Nightwing didn't want to believe it, but he would do anything to protect his little brothers. Even if he had to protect them from each other
Okay, if the kid didn't wake up then the bats were going to need all there meta friends to protect them from what Jason would stir up.
He'd warned them, tried this best to dissuade Tim from continuing when he'd just started out. Now he had a possibly dying kid taking up space in his safe-house's bed. Even looking at the former Robin was hard. The replacement looked so much smaller than he should have. His face constantly twisted into a pained grimace, not a trace of the stern confidence Jason had gotten used to seeing there.
It was messed up. When last had he seen the kid out of costume? Had he always been that small? Even when Jason had, when he'd…
He carefully stuck the fresh bandage in place.
The race from the warehouse had wrecked his nerves more than anything had in a while. It hadn't even occurred to him to take the boy to a hospital. He'd made instead for the safest place he could think of, his most secure safe-house, the one he barely used. After his passenger had nearly fallen of the bike at least three times on the ride Jason was shaking as he'd set up his medical equipment.

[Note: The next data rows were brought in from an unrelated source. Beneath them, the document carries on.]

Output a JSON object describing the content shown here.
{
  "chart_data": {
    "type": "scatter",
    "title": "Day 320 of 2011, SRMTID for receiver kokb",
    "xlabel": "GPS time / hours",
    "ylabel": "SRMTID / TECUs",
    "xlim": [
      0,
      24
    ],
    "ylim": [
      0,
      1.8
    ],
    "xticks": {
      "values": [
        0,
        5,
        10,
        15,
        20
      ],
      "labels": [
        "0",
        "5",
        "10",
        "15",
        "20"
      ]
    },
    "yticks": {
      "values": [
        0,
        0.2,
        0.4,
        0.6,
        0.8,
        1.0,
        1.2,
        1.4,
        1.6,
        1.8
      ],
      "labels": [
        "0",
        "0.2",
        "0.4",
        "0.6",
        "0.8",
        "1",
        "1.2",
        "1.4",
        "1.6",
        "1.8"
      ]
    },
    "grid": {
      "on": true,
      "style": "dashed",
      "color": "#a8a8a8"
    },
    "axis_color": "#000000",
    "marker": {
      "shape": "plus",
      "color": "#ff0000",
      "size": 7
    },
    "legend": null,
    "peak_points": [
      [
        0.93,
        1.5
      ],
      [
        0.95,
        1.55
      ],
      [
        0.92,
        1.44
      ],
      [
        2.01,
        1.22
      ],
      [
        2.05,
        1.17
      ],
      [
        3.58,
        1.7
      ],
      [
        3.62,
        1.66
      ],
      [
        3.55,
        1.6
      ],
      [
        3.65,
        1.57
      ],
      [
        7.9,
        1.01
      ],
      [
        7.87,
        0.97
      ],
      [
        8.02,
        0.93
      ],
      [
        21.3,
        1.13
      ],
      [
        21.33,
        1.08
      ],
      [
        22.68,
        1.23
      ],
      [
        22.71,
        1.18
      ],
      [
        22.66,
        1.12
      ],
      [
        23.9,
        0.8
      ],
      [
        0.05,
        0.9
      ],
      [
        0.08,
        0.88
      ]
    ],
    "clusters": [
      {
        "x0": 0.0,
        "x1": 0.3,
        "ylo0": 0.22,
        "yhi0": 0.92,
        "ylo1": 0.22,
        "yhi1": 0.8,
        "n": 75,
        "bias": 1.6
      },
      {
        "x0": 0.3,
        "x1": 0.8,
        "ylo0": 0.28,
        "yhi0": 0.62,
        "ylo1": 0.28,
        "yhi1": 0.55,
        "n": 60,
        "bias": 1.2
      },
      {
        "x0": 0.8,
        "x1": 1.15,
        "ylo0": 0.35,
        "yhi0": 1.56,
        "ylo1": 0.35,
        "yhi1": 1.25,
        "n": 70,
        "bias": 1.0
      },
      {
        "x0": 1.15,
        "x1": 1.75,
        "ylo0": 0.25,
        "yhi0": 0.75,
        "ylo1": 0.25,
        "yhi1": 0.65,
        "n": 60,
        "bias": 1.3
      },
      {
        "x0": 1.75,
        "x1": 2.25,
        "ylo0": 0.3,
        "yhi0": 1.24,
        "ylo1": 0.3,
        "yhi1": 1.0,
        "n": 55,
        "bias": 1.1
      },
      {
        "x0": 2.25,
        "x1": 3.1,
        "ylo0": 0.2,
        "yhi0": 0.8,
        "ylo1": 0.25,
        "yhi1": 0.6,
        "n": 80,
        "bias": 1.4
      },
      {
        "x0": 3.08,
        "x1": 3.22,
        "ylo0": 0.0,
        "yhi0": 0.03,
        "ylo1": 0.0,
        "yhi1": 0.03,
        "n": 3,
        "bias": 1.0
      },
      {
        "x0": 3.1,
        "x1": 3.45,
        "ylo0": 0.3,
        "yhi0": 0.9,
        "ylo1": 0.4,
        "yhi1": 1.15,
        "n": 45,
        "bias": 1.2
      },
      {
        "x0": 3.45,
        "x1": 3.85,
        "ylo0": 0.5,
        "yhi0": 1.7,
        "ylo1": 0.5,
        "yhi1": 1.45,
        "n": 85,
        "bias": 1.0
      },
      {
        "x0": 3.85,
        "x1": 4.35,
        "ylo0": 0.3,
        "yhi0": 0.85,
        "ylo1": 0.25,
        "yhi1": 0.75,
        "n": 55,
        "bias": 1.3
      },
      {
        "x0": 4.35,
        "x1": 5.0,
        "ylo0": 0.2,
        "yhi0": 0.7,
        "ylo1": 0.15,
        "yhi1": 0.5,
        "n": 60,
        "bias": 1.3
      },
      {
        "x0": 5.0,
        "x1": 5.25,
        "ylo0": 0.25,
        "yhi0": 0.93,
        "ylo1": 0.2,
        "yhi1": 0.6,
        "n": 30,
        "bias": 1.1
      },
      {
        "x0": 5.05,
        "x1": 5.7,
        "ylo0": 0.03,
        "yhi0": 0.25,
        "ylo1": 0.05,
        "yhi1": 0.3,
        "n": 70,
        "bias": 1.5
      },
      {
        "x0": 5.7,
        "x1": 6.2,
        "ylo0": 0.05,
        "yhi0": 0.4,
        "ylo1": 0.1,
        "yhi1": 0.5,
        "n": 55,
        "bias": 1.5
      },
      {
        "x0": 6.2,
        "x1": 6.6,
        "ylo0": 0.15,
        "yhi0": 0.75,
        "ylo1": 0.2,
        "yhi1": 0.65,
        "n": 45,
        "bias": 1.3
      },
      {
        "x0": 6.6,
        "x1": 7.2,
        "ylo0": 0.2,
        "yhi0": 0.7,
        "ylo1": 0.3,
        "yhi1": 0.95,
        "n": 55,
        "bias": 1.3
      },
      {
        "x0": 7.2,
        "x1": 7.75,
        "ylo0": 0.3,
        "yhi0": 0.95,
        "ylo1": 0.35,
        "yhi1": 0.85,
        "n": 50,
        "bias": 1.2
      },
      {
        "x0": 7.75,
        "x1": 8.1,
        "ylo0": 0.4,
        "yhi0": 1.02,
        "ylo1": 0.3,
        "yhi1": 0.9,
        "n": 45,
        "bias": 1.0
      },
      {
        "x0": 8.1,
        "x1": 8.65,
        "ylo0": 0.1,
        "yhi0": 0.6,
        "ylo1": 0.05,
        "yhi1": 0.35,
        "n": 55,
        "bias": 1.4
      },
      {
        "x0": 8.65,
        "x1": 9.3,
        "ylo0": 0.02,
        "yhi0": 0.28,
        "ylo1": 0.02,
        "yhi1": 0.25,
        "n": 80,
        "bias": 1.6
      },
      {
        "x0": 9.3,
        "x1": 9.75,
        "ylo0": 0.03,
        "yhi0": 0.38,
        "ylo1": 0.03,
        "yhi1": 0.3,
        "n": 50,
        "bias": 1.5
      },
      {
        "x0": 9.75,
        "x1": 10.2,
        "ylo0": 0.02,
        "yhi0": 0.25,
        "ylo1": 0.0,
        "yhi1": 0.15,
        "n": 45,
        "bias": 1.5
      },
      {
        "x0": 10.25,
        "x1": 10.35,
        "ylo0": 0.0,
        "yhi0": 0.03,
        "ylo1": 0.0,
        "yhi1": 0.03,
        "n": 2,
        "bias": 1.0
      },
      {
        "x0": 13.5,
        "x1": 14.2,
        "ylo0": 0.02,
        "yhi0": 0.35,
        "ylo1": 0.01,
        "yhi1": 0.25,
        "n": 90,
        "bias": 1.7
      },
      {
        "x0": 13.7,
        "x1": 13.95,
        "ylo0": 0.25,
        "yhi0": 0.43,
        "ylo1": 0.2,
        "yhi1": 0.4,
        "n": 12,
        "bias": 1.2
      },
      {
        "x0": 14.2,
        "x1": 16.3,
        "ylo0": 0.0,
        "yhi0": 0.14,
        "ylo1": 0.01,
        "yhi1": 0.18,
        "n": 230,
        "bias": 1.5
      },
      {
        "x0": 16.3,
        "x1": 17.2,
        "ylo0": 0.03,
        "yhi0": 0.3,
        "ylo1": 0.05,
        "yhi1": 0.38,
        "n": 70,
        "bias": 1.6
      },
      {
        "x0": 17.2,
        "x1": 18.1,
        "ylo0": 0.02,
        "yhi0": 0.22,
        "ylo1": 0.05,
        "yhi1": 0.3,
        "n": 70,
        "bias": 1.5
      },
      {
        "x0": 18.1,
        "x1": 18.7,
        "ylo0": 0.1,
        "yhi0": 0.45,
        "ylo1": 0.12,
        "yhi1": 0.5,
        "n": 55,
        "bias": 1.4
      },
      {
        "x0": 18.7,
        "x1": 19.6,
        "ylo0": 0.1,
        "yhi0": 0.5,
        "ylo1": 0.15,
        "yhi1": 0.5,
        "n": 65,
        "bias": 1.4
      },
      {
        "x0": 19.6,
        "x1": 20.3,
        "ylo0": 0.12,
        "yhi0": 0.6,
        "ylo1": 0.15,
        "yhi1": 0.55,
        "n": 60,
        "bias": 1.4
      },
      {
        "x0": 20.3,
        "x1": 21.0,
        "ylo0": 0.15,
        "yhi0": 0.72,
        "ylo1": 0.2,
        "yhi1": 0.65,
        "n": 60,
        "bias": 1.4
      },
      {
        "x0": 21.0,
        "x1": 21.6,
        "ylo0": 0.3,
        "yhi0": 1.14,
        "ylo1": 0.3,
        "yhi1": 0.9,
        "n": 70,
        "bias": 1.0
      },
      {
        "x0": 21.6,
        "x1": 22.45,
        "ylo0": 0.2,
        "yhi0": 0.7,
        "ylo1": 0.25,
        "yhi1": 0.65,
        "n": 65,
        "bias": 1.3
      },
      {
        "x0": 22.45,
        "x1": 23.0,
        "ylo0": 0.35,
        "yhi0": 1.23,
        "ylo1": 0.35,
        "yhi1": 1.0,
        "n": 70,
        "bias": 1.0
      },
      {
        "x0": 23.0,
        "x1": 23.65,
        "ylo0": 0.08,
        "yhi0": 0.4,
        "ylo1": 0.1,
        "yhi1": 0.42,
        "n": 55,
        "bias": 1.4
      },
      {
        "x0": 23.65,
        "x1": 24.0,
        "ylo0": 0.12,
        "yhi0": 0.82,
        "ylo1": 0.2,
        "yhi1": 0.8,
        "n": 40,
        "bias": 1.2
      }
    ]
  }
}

When he'd relaxed enough to think properly he'd been too afraid to move the kid, he wasn't in critical condition, but that didn't mean Jason wanted to risk putting him there. Once he'd taken the time to think, Jason decided that he wouldn't be hanging the kid over just try.
Jason hadn't gone through all of that just to have the kid out on the streets and hurt again in no time at all. Letting The Joker go hadn't been meaningless. The maniac was still free even now, it had been a week and the bats hadn't caught him. The Red Hood had been laying low, because the idiots were trying to find him before they found the clown. That mad man was running around, but Nightwing and Robin focused in finding Jason? Batman was at least making an effort, maybe he just didn't want the rest of his little soldiers involved?
It didn't matter, a break wouldn't do more harm than Jason could fix with a little effort. If the kid would just wake up so he could plan his next move. If it came down to it, he's have to save his strength for getting hold of a doctor he could keep quiet.
Jason groaned and knocked his head against the window, thinking about how much easier everything would have been if Tim Drake weren't so well known.